Recently, someone posed a question on LinkedIn: “What is the most important part of the sales process?—–Prospecting, Discovery, Closing?”
We see versions of this question all the time, with everyone staking out various positions (often supporting what they sell). Some of the discussions drill down into an issue, for example the endless battle of social and other selling (would one call this anti-social?). Others look at skills like questions, objection handling, and so forth.
Whatever the version of the question there is the continuous exploration of “What is most important?”
These questions always present us a false choice. The reality is we have to do it all, we have to do the whole job!
What these questions/discussions fail to recognize is that each part of the sales process requires expert/successful execution of all the other parts of the sales process.
If we focus on prospecting, but fail to convert the majority of those great prospects into wins, our prospecting prowess is wasted.
If we focus on closing, we empty our pipelines and have nothing left to close.
There’s a tremendous appeal to finding “the ONE THING,” hopefully, it’s the one thing we really like or excel at doing. Even if it isn’t the implication is that we don’t have to do the other things.

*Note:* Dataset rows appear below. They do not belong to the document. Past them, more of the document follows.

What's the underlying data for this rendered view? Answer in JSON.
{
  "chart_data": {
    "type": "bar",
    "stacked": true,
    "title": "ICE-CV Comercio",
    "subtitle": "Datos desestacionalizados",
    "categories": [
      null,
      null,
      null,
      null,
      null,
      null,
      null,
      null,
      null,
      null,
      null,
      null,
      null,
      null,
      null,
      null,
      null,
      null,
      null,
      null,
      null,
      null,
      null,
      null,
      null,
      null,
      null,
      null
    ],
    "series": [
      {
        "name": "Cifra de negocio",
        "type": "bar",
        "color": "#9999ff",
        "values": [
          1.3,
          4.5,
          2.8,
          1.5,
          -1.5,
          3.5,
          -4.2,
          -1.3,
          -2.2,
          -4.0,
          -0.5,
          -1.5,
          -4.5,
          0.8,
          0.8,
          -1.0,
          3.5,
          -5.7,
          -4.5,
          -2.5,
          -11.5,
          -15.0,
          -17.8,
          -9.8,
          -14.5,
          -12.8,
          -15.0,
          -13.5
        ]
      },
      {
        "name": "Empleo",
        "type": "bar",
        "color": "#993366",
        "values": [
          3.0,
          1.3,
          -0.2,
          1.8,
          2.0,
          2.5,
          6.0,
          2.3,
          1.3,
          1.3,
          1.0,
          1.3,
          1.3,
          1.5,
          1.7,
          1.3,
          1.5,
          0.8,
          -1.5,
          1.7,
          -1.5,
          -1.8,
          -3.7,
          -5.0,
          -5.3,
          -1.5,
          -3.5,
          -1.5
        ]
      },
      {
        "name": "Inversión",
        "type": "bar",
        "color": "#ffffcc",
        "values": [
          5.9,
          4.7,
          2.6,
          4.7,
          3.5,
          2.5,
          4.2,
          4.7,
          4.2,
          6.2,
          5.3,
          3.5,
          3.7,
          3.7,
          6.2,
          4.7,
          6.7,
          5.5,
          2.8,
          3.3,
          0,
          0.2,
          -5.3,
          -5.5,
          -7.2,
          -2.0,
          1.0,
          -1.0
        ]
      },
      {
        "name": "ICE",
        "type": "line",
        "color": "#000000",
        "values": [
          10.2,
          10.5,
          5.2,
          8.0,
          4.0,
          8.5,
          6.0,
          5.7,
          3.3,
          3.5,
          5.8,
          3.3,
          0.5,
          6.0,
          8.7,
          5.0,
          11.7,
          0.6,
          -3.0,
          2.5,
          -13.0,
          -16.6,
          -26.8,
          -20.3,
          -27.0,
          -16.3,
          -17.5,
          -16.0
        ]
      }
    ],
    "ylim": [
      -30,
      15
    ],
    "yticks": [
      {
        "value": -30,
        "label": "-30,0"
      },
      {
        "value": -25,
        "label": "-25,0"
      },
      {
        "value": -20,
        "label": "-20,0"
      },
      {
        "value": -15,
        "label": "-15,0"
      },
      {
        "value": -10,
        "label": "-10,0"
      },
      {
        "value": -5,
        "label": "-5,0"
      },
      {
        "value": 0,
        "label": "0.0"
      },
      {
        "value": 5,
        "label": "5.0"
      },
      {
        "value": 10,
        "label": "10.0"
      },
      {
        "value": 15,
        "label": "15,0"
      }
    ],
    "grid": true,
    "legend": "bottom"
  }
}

The reality is we have to do all of it all the time. We have to do it in balance–continually finding new opportunities, continually moving them through the buying process, continually making sure we are pursuing enough quality deals to achieve our goals, continually engaging the right customers in impactful, value based conversations.
We don’t serve the sales profession or our customers in this continued quest to determine the One Thing.
Michael Webster says
This is part of larger conceptual confusion – about asking for “the best alternative” when selecting amongst relatively complicated outcomes.
Nobody would seriously ask: what is the best direction, north or east? It is not a question you sensibly answer.
Yet, when selecting on many more dimensions that 2, people routinely ask for the best alternative. It is mindless question.